Ignorando la irreprimible diversión que reflejaba la mirada de Gabe, Rebecca le plantó la llave de la habitación en la mano.
– Estoy frustrada, Devereax.
– ¿De verdad? Jamás me lo habría imaginado.
– Oh, vamos. Entra, tómate una copa conmigo y deja de ser tan condenadamente irritante. Dios mío, serías capaz de permanecer tan tieso y frío en medio de un motín. ¿Es que nunca te relajas?
– Eh, no…
El tono de Gabe fue seco. Desde que habían llegado al hotel, había estado comportándose como un auténtico caballero. La había acompañado a su habitación y le había abierto la puerta. Pero ante su invitación a pasar, se aclaró la garganta con recelo.
– Ya son más de las doce. Es muy tarde para tomar una copa…
– No me digas que tienes ganas de dormir. Estás tan tenso como yo. Y no te asustes, no voy a ofrecerte un vaso de leche. Siempre viajo con una petaca. No sé si esta vez la he llenado de whisky o de brandy, pero puedo prometerte que tengo algo más letal que la lactosa.
Hubo algo que hizo vacilar a Gabe, pero, campanas del infierno, ya había atravesado el vestíbulo para sacar la llave de la cerradura. Rebecca cerró la puerta y señaló hacia la mesa y las sillas que ocupaban una de las esquinas y, a continuación, Gabe tuvo la sensatez de apartarse de su camino.
Rebecca se quitó los zapatos de tacón, arrojó el bolso a la cama, fue a buscar dos vasos de agua al baño y después enterró la cabeza en su maleta. Sacó la petaca, una bolsa de tamaño considerable de gominolas con forma de oso y otra de pastillas de chocolate.
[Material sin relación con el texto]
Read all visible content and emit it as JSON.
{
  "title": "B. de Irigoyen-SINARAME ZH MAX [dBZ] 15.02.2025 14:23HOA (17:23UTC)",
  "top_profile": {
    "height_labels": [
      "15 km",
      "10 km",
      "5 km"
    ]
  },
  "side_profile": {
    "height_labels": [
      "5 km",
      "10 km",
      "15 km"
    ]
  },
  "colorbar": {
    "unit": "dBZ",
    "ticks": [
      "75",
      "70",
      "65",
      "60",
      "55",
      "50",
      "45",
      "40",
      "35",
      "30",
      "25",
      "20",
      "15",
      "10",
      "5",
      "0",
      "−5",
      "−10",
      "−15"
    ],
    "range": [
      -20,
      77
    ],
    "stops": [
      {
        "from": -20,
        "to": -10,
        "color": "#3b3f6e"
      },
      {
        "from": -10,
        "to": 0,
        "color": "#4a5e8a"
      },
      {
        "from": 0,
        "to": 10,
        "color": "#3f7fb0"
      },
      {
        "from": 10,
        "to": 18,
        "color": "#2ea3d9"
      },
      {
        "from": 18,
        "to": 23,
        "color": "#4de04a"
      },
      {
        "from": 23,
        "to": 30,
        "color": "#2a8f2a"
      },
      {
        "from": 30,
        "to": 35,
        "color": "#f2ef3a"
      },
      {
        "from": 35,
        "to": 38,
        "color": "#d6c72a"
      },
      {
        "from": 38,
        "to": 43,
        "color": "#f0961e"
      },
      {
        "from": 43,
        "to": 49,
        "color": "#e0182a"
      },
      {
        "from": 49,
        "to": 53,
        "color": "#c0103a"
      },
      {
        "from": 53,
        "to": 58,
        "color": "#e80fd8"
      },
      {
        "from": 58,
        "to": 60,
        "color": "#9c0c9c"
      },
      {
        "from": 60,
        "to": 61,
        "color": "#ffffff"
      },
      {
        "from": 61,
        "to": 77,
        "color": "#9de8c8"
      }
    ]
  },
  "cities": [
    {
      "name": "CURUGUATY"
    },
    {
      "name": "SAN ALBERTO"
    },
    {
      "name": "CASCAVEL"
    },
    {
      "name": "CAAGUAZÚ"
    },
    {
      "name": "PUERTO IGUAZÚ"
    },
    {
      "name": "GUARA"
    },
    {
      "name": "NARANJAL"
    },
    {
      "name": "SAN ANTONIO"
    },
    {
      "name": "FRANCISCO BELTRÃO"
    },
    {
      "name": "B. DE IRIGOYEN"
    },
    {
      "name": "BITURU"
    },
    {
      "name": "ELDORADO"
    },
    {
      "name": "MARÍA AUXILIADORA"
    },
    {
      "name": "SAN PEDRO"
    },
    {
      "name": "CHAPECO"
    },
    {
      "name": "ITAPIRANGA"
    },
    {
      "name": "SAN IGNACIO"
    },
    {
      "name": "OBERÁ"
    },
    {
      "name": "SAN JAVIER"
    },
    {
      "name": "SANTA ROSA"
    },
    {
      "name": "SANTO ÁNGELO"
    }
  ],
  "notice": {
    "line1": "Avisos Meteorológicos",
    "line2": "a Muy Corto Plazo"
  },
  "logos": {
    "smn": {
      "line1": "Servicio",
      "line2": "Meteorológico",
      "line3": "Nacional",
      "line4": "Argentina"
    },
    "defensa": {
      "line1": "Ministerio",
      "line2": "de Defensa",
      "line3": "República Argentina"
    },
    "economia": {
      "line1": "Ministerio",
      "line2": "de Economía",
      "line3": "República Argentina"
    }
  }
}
Blandiendo los tres objetos en el aire, caminó atropelladamente hacia Gabe.
Este atrapó las golosinas, pero Rebecca lo oyó reír mientras se sentaba en una de las sillas y estiraba las piernas.
– Eh… ¿siempre viajas con una reserva de comida?
– Siempre. La comida de los restaurantes… Maldita sea -se interrumpió de pronto-, hemos ido un paso por detrás de esos tipos en todos los hoteles en los que hemos entrado. Si hubiéramos calculado las horas un poco mejor, podríamos habernos puesto en contacto con ellos. Dios mío, si casi ha sido un milagro que no nos hayamos chocado con ellos.
– Por lo menos ahora tenemos la seguridad de que están aquí. Y de que no están intentando esconderse, sino que operan de manera abierta y visible.
– Pero haber estado tan cerca de ellos y haberlos perdido… ¿Cómo es posible que no estés tan furioso como yo, cretino?
– Porque creo que es mucho mejor que la señorita Diller no te vea, pelirroja. Esta noche hemos conseguido muchísima información. Más que suficiente para obtener algún resultado. Seguramente mañana tendremos algo definitivo.
Bueno, tenía que reconocer que alguna información sí habían recogido. Rebecca se acercó a la silla que estaba frente a Gabe, se dejó caer y apoyó los pies en la cama. Pero no le sirvió de nada. Podía estar quieta y sentada, pero no era capaz de impedir que su mente corriera a miles de kilómetros por hora. Su bisutería continuaba en el bolsillo de Gabe; este se había olvidado de devolverle sus joyas la noche anterior. Ella también se había olvidado de ellas.
Rebecca bajó la mirada, pensando en el modelo negro que llevaba. Horas antes, Gabe le había dirigido una única mirada y había sufrido un pequeño ataque cardíaco al verla aparecer en el vestíbulo con una enagua.